Besides the above discussed issues, the issue of vaccine attitude among healthcare workers needs to be highlighted because it is crucial for the healthcare workers to keep healthy during the pandemic. According to a study by Rad et al., 32% of medical professionals are concerned about vaccinations, whereas 57.2% of them are confident in them [24]. Those who were not vaccinated showed much less fear of COVID-19 and trust in the healthcare system, which includes immunization. Being male, fearing COVID-19 more than others, and not having any underlying medical conditions are associated with a greater willingness to receive the COVID-19 vaccination [24]. The major causes of concern regarding vaccine reluctance are uncertainty about the vaccine’s efficacy, fear of getting sick, worry of contracting the disease after vaccination, fear of side effects, and the idea that vaccinations cause more harm than good.
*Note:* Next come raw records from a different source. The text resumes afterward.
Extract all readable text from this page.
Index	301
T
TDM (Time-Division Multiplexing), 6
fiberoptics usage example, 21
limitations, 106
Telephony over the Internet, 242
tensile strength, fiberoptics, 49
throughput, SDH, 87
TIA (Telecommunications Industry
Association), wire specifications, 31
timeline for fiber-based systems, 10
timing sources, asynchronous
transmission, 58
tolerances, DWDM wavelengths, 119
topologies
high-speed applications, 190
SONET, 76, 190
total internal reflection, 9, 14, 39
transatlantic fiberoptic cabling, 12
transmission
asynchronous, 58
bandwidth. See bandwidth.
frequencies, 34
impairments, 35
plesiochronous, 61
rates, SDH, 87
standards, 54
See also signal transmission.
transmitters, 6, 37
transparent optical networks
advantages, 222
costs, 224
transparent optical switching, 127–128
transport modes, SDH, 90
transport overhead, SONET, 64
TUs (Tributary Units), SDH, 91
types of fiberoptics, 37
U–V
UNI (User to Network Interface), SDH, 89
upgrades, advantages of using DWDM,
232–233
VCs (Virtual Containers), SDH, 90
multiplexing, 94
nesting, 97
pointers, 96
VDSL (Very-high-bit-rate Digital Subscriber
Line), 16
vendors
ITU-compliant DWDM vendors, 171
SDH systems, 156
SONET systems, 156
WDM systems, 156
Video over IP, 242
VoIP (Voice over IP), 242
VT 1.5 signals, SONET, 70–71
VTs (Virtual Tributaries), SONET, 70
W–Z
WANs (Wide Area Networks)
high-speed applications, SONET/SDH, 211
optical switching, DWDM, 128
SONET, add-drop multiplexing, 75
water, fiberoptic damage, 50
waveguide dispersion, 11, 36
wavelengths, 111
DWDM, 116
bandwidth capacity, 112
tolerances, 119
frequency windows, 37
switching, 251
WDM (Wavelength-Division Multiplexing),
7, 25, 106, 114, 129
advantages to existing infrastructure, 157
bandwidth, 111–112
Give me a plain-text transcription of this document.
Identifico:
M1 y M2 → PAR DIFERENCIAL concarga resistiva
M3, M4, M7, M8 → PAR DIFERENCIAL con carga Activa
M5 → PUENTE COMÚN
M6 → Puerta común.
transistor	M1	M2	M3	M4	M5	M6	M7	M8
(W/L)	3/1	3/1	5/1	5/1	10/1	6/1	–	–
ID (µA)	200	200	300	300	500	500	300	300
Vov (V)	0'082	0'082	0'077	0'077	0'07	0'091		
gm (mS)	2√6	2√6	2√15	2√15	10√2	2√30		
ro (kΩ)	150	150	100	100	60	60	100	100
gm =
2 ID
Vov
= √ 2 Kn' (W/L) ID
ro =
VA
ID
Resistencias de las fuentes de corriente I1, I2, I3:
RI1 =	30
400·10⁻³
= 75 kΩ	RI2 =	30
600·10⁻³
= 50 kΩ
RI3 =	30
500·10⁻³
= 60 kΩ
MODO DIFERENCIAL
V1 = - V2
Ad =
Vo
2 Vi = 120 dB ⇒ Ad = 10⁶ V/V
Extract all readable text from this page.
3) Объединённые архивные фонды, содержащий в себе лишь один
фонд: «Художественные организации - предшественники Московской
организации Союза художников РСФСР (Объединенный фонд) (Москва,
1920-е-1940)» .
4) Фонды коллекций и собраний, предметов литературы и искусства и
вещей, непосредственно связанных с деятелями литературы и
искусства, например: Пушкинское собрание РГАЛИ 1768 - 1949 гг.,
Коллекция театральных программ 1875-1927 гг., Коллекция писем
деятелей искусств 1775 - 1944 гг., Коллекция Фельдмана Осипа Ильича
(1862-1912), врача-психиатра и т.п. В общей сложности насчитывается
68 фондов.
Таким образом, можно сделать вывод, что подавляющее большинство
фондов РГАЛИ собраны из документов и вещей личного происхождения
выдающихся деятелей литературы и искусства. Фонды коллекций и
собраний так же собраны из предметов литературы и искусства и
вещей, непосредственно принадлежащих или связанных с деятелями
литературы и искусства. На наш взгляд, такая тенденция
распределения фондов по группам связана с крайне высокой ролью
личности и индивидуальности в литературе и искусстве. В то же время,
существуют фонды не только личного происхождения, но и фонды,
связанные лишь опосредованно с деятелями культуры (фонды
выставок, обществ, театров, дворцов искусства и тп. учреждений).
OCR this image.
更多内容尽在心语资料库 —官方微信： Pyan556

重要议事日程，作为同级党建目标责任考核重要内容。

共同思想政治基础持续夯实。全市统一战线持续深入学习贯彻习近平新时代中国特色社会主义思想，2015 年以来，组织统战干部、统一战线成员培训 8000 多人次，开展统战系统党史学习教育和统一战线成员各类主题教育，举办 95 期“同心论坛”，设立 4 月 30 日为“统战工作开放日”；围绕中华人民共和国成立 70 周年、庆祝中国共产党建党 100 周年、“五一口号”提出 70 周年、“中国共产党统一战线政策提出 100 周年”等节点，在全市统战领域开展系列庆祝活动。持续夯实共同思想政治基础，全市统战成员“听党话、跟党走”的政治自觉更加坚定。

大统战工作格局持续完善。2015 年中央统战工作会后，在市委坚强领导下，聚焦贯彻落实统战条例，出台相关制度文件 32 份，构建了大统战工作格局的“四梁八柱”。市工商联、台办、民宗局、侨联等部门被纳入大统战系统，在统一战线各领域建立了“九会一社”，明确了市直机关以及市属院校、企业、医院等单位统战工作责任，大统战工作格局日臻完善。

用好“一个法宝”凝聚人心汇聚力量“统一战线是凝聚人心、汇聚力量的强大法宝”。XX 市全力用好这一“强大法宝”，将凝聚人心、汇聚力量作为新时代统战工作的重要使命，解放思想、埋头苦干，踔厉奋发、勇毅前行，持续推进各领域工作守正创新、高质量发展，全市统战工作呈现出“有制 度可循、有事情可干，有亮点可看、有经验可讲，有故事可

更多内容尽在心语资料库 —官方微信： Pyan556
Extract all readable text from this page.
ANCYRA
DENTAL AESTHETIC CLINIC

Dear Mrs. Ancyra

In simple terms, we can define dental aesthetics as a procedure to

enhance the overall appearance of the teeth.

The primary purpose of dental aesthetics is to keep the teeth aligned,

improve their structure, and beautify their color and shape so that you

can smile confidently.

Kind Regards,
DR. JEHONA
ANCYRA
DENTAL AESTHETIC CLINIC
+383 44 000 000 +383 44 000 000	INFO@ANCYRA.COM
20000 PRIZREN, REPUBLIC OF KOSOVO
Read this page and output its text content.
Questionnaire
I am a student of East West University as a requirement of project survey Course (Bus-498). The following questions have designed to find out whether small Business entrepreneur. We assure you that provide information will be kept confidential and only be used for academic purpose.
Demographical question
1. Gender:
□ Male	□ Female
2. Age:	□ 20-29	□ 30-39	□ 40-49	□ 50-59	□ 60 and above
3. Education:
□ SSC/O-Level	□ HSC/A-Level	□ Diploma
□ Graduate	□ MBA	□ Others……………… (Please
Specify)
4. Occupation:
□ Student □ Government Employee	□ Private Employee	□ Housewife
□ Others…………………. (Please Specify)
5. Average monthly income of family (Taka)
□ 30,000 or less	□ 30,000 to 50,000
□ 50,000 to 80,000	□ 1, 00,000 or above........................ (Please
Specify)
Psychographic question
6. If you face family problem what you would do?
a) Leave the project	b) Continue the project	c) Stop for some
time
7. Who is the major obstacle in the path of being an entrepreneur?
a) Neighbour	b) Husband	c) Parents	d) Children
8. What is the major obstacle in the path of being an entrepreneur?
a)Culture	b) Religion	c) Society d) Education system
Both participants who were willing to get vaccinated and those who were not reported holding the beliefs that vaccine manufacturers are driven by profit and that vaccinations impair immunity [25]. HCWs may encountered a range of unfavourable, systemic, and localized circumstances. Fatigue and muscle pain following the first dose of COVID-19 vaccination were substantially correlated with sleep difficulties, worry and nervousness, distress and rage, despair and upset, inferiority to others, and suicidal thoughts [26]. Employee faith in medical care and vaccinations may increase if they perceive the healthcare system as a cooperative source of information when they make difficult health decisions on their own [25].
Conclusions
The prevalence of stress reported in this study was considerably low. HCWs who were working at the district health office, as well as those with higher education level were more at risk of stress. The point of time when the data was collected during the pandemic will give better explanations on the prevalence of stress among the HCWs. Stress among workers in general and HCWs specifically is highly preventable through the presence of conducive working practices and policy, as well as the availability of effective support system. In the context of the COVID-19 pandemic, it is advised that health policies that track mental health and foster individual resilience be put into place. Additionally, risk factors for each population group should be identified in order to establish customized strategies [27].